Regardless of how much I'd love to post nonstop field reports on well-earned harvests at this time of year, we should really take a break now and then to discuss the world beyond the woods. President-elect Obama's selection of U.S. Senator Ken Salazar of Colorado as his Secretary of the Interior seems like one of those times.
Salazar is a controversial choice. According to this New York Times story, his record drew, "mixed reviews from environmental groups on Wednesday, but cautious praise from energy and mining interests."
On one side are executives such as Marc Smith of the Independent Petroleum Association of Mountain States, who said in a statement, “We are pleased that the president-elect has chosen someone who understands that there is a direct connection between federal lands and access to affordable, clean natural gas."
On the other side are opinions such as that of Daniel R. Patterson, a former official of the Interior Department’s Bureau of Land Management, who is now southwest regional director of Public Employees for Environmental Responsibility.

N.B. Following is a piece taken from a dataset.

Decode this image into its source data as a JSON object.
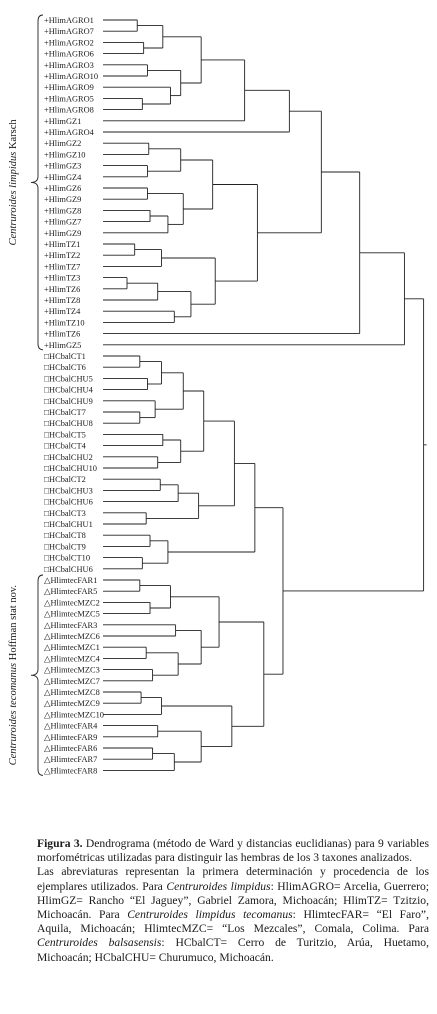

Patterson stated that, "Salazar has a disturbingly weak conservation record, particularly on energy development, global warming, endangered wildlife and protecting scientific integrity.”
Wearing his usual ten-gallon hat during Wednesday's news conference, Salazar said that his job would include not just the development of green energy like wind, the Times story said, but also, "the continued domestic development of coal, oil and natural gas, [and] fossil fuels that generate heat-trapping gases when they are burned."
It's a fine line between energy development and habitat protection, and I can only hope the most talented, experienced, well-informed and forward-thinking candidate has been chosen to walk it. -K.H.